Edited by Mort Weisinger.

Showcase #89

Showcase #89 (On Sale: January 27, 1970) has a nice Jason's Quest cover by Mike Sekowsky and Dick Giordano.

Jason's Quest continues this issue with "The Deadly Chase" written and penciled by Mike Sekowsky and inked by, well, I'm not sure. The GCD says this is Jack Abel, but I don't really see it. Abel has a certain smoothness to his inking, particularly around the eyes, noses and hands of characters, that I just don't see in this inking. He is also credited with inking the next issue, and I sort of see some Abel-like inking in that book. If anyone can point me to particular panels that display Abel's technique I would feel much better about this attribution.

As we left Jason last issue, he had just saved his sister's life, not knowing it was her and is now ahead of her on the road to Paris thinking she must be just ahead of him. Meanwhile, Tuborg sends two more assassins after Jason and his sister. Jason on the other hand sees a blond woman on the side of the road with a flat tire and thinks it is his sister, but when he hears her deep southern accent he knows he is mistaken.

She is "Billie Jo Brock of the Lo'siana Brocks" and is immediately smitten with Jason, but her advances are interrupted by gunshots from the two assassins, who also mistake Billie Jo for Jason's sister. They blow the "petrol tank" of Billie Jo's car and she and Jason high-tail it on his bike, the killers in hot pursuit and Billie Jo firing back at them with her own gun. As they are being chased, Jason sees the car of the woman he saved last issue and seeing her without her wig realizes that she is his sister. He lures the gunmen away from her and loses them in some woods.
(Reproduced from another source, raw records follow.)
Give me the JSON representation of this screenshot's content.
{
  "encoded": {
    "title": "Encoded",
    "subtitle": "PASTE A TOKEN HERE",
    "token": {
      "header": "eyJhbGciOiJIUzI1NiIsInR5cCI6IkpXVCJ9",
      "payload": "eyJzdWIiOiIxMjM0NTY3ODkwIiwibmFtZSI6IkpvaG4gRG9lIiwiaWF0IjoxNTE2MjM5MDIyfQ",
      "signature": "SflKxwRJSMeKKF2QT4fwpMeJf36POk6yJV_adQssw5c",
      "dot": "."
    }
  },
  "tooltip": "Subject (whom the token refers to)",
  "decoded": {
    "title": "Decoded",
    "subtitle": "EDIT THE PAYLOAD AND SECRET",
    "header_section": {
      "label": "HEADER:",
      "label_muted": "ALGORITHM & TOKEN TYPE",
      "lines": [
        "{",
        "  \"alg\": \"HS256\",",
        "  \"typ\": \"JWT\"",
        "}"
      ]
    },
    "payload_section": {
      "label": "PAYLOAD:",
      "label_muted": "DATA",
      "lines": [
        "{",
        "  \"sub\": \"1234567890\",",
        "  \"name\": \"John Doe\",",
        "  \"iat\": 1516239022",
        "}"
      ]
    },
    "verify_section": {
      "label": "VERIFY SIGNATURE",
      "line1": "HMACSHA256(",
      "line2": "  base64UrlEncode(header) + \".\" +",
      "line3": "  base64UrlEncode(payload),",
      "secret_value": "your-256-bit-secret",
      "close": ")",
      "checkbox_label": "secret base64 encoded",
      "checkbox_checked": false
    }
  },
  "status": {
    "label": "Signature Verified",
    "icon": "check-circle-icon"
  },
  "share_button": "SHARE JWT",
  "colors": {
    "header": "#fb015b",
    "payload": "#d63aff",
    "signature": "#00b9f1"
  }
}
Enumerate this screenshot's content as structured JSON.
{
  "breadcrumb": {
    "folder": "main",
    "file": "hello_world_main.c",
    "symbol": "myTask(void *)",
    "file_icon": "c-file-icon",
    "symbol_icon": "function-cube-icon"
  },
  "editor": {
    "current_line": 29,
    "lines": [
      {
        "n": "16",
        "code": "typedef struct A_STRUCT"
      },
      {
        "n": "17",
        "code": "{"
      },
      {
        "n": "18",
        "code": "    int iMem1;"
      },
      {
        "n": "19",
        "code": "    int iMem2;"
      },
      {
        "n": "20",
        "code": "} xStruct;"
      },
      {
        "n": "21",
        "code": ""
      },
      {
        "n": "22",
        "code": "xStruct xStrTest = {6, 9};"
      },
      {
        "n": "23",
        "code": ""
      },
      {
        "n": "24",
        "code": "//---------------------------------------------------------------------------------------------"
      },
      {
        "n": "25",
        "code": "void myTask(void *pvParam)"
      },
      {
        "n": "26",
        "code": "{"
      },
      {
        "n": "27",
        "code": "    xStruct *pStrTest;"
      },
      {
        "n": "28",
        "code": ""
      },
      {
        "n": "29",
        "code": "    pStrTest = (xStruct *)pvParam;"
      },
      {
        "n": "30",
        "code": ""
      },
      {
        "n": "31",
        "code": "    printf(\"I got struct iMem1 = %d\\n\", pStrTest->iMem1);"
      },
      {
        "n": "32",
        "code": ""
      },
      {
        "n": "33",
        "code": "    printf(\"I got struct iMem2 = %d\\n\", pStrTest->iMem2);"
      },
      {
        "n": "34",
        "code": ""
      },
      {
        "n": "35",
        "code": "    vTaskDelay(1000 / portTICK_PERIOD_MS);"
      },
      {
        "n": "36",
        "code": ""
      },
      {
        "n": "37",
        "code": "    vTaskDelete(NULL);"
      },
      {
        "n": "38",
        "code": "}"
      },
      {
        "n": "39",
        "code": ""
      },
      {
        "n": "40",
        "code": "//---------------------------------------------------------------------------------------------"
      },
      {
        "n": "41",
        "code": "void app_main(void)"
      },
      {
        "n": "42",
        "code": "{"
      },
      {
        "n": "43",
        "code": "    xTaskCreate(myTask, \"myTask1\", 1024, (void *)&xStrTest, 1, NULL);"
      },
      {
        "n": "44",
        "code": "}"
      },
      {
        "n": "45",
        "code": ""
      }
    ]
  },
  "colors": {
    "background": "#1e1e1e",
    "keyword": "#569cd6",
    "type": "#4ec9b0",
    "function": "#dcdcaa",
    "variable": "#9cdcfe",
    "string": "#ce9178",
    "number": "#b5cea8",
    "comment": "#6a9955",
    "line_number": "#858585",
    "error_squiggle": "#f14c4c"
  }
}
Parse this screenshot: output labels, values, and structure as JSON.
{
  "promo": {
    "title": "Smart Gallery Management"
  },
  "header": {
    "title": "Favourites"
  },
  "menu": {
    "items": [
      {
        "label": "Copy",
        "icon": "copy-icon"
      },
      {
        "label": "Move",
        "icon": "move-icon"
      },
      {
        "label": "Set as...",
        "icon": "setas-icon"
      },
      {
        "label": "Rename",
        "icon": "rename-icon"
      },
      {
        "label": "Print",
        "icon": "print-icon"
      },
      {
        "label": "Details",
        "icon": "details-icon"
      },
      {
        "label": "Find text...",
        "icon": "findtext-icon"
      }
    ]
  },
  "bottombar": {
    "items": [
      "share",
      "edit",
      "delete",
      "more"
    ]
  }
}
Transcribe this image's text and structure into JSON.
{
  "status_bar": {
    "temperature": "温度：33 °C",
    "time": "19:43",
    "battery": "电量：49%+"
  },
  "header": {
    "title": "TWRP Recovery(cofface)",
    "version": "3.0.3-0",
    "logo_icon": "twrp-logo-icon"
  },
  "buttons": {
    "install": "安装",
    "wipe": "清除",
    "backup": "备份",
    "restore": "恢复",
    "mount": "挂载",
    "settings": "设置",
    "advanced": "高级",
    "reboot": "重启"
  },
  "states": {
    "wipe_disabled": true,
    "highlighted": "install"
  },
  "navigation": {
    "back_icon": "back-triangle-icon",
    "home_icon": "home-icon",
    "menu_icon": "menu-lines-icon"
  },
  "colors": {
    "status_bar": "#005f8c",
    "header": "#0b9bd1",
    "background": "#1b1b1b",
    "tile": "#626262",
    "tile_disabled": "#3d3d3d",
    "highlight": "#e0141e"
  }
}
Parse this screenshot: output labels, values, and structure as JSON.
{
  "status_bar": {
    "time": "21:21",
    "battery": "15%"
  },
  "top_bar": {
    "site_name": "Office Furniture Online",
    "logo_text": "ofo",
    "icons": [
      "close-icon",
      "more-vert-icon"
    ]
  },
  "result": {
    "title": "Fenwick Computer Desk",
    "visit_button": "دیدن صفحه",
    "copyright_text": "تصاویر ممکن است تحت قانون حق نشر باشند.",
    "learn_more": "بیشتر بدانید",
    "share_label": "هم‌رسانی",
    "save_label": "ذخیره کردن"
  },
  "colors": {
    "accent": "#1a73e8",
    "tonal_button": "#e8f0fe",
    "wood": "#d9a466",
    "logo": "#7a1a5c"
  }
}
There his bike runs out of gas and he and Billie Jo take off on foot finding a large empty house in the woods in which to hide. Later the gunmen find the house as well and while Billie Jo passes the time away in a lip-lock with Jason, he feels a gun against the back of his head. But it is not the gunmen, but rather the owner of the house, who had shut it down but remembered something she left and found the broken window where Jason and Billie Jo had entered and now found them. But it seems she is a widow, from Lo'siana as well and actually loosely related to Billie Jo. She provides them some gas for the bike and some cover fire from the assassins while they make their escape.

They gas up Jason's bike and Billie Jo shoots the tires on the assassin's car. They figure out what the four shots must mean and steal a car from the woman's garage and the chase continues. Jason loses them under a bridge and later in a bike race. Later Jason and Billie Jo barely escape from going off the end of an unfinished bridge, but the assassins are not so lucky. They crash off the bridge and die in a horrible explosion. Jason and Billie Jo make it to Paris where Jason tells Billie Jo the entirety of his story and says he must find his sister before Tuborg's men do. Billie Jo says she understands, "Find her, quick-- then come back 'cause Billie Jo has chosen you for herself!'

We then have one of those great Sekowshy full-page previes of the next issue inked by Dick Giordano.

Edited by Mike Sekowsky.

Justice League of America #79

Justice League of America #79 (On Sale: January 27, 1970) has a nice cover by Neal Adams.

This issue has the book-length by "Come Slowly Death, Come Slyly" by Denny O'Neil, Dick Dillin and Joe Giella. Continuing from last issue, we have Superman and Green Lantern on the desolate planet Monsan seeking a clue to the identity of the Doomsters, while Green Arrow is being forcibly removed from the office of the Star City City manager and Batman, Atom, Black Canary and the Vigilante are being slowly lowered into a vat of something pretty vile. As luck would have it though the two guards escorting Green Arrow are not cops and don't particularly like the City Manager, so they let Green Arrow go.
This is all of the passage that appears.